Çoğu üniversitenin Meslek Yüksekokulları, bilgisayar, adalet, ekonomi, kamu yönetimi gibi alanlarda ağırlıklı olarak teorik eğitim vermektedir. Yıllar önce birçok üniversitede açılan Restorasyon Meslek Yüksekokullarının çoğunluğunda da uygulama değil; rölöve, restitüsyon, restorasyon gibi masa başı dersler verilmektedir. Bu okullardan mezun olan öğrenciler, yirmili yaşlarından itibaren sahada uygulama ile karşı karşıya kalmakta ve büyük sıkıntı çekmektedirler.
Meslek Yüksekokulları
Anadolu’nun çeşitli şehirlerinde bulunan çok sayıdaki üniversite ve meslek yüksekokulunda teorik eğitim verilmekte olup, uygulama elemanı yetiştirilmesinde büyük sıkıntı vardır.
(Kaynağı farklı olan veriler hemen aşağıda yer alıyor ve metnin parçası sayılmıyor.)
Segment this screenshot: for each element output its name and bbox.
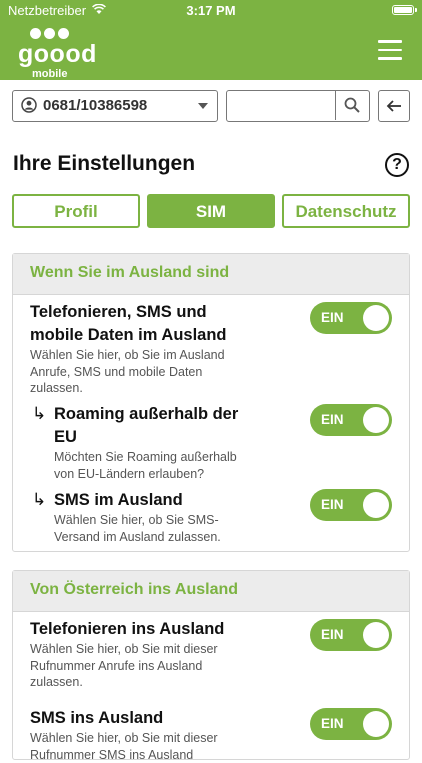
logo-word: goood — [18, 40, 97, 69]
item-description: Wählen Sie hier, ob Sie im Ausland Anruf… — [30, 347, 225, 397]
item-desc-line: Wählen Sie hier, ob Sie SMS- — [54, 512, 221, 529]
chevron-down-icon — [198, 103, 208, 109]
user-icon — [21, 97, 37, 113]
hamburger-menu-icon[interactable] — [378, 40, 402, 60]
item-desc-line: Anrufe, SMS und mobile Daten — [30, 364, 225, 381]
item-title: Telefonieren ins Ausland — [30, 618, 224, 641]
item-desc-line: Wählen Sie hier, ob Sie mit dieser — [30, 641, 218, 658]
toggle-roaming-non-eu[interactable]: EIN — [310, 404, 392, 436]
item-title-line: mobile Daten im Ausland — [30, 324, 227, 347]
selected-number: 0681/10386598 — [43, 97, 147, 114]
tab-profil[interactable]: Profil — [12, 194, 140, 228]
item-description: Möchten Sie Roaming außerhalb von EU-Län… — [54, 449, 237, 482]
search-field — [226, 90, 370, 122]
item-title-line: EU — [54, 426, 238, 449]
help-icon[interactable]: ? — [385, 153, 409, 177]
item-description: Wählen Sie hier, ob Sie SMS- Versand im … — [54, 512, 221, 545]
sub-arrow-icon: ↳ — [32, 490, 46, 510]
item-title: Telefonieren, SMS und mobile Daten im Au… — [30, 301, 227, 347]
toggle-knob — [363, 711, 389, 737]
toggle-sms-to-abroad[interactable]: EIN — [310, 708, 392, 740]
tab-datenschutz[interactable]: Datenschutz — [282, 194, 410, 228]
toggle-knob — [363, 407, 389, 433]
sub-arrow-icon: ↳ — [32, 404, 46, 424]
section-title: Von Österreich ins Ausland — [30, 581, 238, 599]
item-desc-line: Versand im Ausland zulassen. — [54, 529, 221, 546]
item-desc-line: Rufnummer Anrufe ins Ausland — [30, 658, 218, 675]
item-title: SMS ins Ausland — [30, 707, 163, 730]
toggle-sms-abroad[interactable]: EIN — [310, 489, 392, 521]
toggle-label: EIN — [321, 627, 344, 642]
item-description: Wählen Sie hier, ob Sie mit dieser Rufnu… — [30, 641, 218, 691]
item-desc-line: zulassen. — [30, 674, 218, 691]
section-title: Wenn Sie im Ausland sind — [30, 264, 229, 282]
item-title-line: Telefonieren, SMS und — [30, 301, 227, 324]
search-button[interactable] — [335, 91, 369, 120]
item-title: Roaming außerhalb der EU — [54, 403, 238, 449]
back-button[interactable] — [378, 90, 410, 122]
search-icon — [344, 97, 360, 113]
page-title: Ihre Einstellungen — [13, 152, 195, 176]
item-title: SMS im Ausland — [54, 489, 183, 512]
item-desc-line: Rufnummer SMS ins Ausland — [30, 747, 218, 763]
item-desc-line: von EU-Ländern erlauben? — [54, 466, 237, 483]
toggle-label: EIN — [321, 310, 344, 325]
status-bar: Netzbetreiber 3:17 PM — [0, 0, 422, 22]
arrow-left-icon — [386, 99, 402, 113]
phone-number-select[interactable]: 0681/10386598 — [12, 90, 218, 122]
item-title-line: Telefonieren ins Ausland — [30, 618, 224, 641]
app-header: goood mobile — [0, 22, 422, 80]
section-header: Wenn Sie im Ausland sind — [13, 254, 409, 295]
battery-icon — [392, 5, 414, 15]
item-desc-line: Wählen Sie hier, ob Sie im Ausland — [30, 347, 225, 364]
item-title-line: SMS im Ausland — [54, 489, 183, 512]
clock: 3:17 PM — [0, 3, 422, 18]
search-input[interactable] — [227, 91, 335, 120]
item-desc-line: Wählen Sie hier, ob Sie mit dieser — [30, 730, 218, 747]
logo-dots-icon — [30, 26, 74, 38]
logo-sub: mobile — [32, 68, 67, 80]
item-title-line: Roaming außerhalb der — [54, 403, 238, 426]
item-desc-line: Möchten Sie Roaming außerhalb — [54, 449, 237, 466]
item-desc-line: zulassen. — [30, 380, 225, 397]
section-abroad: Wenn Sie im Ausland sind Telefonieren, S… — [12, 253, 410, 552]
toggle-knob — [363, 305, 389, 331]
tab-sim[interactable]: SIM — [147, 194, 275, 228]
toggle-knob — [363, 622, 389, 648]
toggle-label: EIN — [321, 412, 344, 427]
section-from-austria: Von Österreich ins Ausland Telefonieren … — [12, 570, 410, 760]
toggle-label: EIN — [321, 497, 344, 512]
item-description: Wählen Sie hier, ob Sie mit dieser Rufnu… — [30, 730, 218, 763]
toggle-knob — [363, 492, 389, 518]
toggle-roaming-all[interactable]: EIN — [310, 302, 392, 334]
toggle-calls-abroad[interactable]: EIN — [310, 619, 392, 651]
item-title-line: SMS ins Ausland — [30, 707, 163, 730]
toggle-label: EIN — [321, 716, 344, 731]
section-header: Von Österreich ins Ausland — [13, 571, 409, 612]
Bunun temel nedeni, bu okullarda eğitim görevi üstlenen insanların en az üniversite mezunu olmaları, belirli bir süre sonra yüksek lisans ve doktora yapmış olmaları şartının aranmasıdır. Uygulama elemanı yetiştirecek öğreticilerin öncelikle uygulamada tecrübe sahibi olmaları gerekir. Elini yaptığı işte kullanmayı beceremeyen, uygulama hakkında yalnızca teorik bilgi sahibi olan, ancak üretimde hiç görev almamış kişilerin verdiği uygulamaya yönelik eğitim hiçbir zaman yeterli olmayacaktır ve olmamaktadır.
Bir örnek
Geçtiğimiz günlerde internette gördüğüm bir ilan ilgimi çekti. Büyük bir işletmenin insan kaynakları, on mühendis ve dört kaynakçı için başvuru kabulüne başladığını duyuruyordu. Tanıdığım bir firma olduğu için bir süre sonra başvuru sonuçlarının nasıl neticelendiği konusunda kendileriyle konuştum. Asgari ücretin biraz üstünde ödeme yapılacak olan mühendis pozisyonuna 565 kişi başvurmuştu. Buna karşın bir mühendisin üç buçuk katı kadar maaş teklif edilen kaynakçı kadrosuna ise yalnızca bir kişi başvurmuştu. Üstelik işe kabul edilen kaynakçı, “Ben bir-iki işe daha başvurdum, sonuçları belirlensin, teklifinizi değerlendireceğim” demiş.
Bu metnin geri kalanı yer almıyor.